Moore v. Texas
Headline: Court grants temporary stays of execution for two death-row inmates claiming intellectual disability, pausing their executions while the justices consider petitions for review and the rule on executing the mentally retarded.
Holding:
- Pauses scheduled executions for the duration of Supreme Court review.
- Allows last-minute intellectual-disability claims to be raised before the Court.

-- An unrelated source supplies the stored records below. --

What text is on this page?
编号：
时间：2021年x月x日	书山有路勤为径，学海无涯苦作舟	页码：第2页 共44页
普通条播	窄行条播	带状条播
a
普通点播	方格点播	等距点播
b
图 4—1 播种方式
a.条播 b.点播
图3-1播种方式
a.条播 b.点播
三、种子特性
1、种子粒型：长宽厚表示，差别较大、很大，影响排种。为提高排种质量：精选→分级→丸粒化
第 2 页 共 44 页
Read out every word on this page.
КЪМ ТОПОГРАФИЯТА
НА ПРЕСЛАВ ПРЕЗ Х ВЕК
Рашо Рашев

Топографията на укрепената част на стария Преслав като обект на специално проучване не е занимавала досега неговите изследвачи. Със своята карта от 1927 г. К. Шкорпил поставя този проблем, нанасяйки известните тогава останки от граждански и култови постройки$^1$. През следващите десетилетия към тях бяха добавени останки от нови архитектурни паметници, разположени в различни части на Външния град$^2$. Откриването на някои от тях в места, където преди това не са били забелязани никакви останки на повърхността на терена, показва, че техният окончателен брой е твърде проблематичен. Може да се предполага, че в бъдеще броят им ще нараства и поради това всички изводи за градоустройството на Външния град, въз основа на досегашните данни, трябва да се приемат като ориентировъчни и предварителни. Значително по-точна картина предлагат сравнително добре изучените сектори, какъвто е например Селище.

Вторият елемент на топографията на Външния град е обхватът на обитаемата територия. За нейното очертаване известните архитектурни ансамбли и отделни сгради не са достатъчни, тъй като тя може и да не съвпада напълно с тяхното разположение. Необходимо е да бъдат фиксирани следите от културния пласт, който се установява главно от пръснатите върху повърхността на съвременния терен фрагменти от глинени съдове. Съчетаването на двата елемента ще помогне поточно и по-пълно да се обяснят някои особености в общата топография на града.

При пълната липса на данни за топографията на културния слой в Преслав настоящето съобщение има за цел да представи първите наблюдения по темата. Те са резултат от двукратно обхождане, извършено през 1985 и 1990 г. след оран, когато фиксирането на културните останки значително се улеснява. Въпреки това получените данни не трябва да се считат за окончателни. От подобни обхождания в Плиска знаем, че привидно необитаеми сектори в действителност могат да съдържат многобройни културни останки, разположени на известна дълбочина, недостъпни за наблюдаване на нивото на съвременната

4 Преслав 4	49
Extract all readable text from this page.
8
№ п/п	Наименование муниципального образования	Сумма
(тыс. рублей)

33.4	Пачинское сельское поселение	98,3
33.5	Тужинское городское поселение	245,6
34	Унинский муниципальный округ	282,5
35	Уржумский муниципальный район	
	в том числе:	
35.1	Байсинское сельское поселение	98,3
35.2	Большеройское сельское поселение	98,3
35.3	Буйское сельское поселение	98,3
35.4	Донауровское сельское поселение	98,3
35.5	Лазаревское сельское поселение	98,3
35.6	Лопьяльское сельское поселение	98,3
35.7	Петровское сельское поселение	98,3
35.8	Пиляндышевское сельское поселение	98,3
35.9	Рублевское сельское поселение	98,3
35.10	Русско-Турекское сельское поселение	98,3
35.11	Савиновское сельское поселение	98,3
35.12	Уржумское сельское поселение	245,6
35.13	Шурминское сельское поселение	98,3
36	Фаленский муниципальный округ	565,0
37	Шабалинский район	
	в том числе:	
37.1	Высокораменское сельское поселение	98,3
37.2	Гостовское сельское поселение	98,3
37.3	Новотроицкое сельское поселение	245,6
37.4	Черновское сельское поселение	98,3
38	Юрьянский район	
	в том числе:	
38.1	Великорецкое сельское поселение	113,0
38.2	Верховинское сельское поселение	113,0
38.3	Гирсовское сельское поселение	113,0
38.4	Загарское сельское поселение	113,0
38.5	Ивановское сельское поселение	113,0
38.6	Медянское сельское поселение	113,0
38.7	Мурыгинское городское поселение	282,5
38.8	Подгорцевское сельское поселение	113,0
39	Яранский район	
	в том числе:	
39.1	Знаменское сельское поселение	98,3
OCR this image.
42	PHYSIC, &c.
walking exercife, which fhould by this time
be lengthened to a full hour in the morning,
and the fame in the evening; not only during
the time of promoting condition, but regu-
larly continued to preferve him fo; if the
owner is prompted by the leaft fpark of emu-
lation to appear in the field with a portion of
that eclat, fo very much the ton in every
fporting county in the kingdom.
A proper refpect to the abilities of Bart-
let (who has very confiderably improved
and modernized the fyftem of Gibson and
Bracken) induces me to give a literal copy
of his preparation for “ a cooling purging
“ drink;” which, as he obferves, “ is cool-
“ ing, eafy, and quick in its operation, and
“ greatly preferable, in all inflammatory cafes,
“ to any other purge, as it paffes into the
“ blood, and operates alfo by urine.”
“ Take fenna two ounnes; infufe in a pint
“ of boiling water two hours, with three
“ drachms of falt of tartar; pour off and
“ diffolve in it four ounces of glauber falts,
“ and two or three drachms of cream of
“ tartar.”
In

- Could disrupt state death-penalty procedures and cause delays.
Summary
Background
Two Texas men, Curtis Moore and Brian Edward Davis, were convicted and sentenced to death after violent murders. Years of trials, appeals, and habeas petitions in Texas and federal courts had failed. On the day before or the day of their scheduled executions each man filed new state habeas petitions alleging that executing the mentally retarded would violate the Eighth Amendment; Texas courts dismissed those late petitions as an abuse of the writ. Each then asked the Supreme Court for a stay of execution while the Court considered petitions for review, and the Court granted temporary stays pending disposition of those petitions.
Reasoning
The central question was whether to pause the executions while the Supreme Court considers review. Justice Scalia’s dissent explains the test for a stay: a reasonable chance four Justices will grant review, a significant possibility the Court would reverse, and a likelihood of irreparable harm without a stay. He argues Texas law barred these successive claims under Art. 11.071 §5 and that the state rulings rested on adequate and independent state grounds. Scalia notes the inmates’ evidence was the same material their lawyers had earlier declined to present (old IQ tests and other evaluations), and in one case a trial psychologist testified the defendant was not mentally retarded, so Scalia says the stay factors were not met.
Real world impact
The immediate effect is that two scheduled executions were paused while the Supreme Court considers review. The stays are temporary and will end automatically if the Court denies review or when the Court’s mandate issues if review is granted. The orders also mean last-minute claims of intellectual disability can trigger temporary interruptions of executions, which the dissent warns may disrupt state death-penalty administration.
Dissents or concurrances
Justice Scalia, joined by the Chief Justice and Justice Thomas, dissented from the Court’s grant of the stays, calling the action unprecedented and arguing it improperly short-circuited state procedural rules and invited meritless last-minute filings.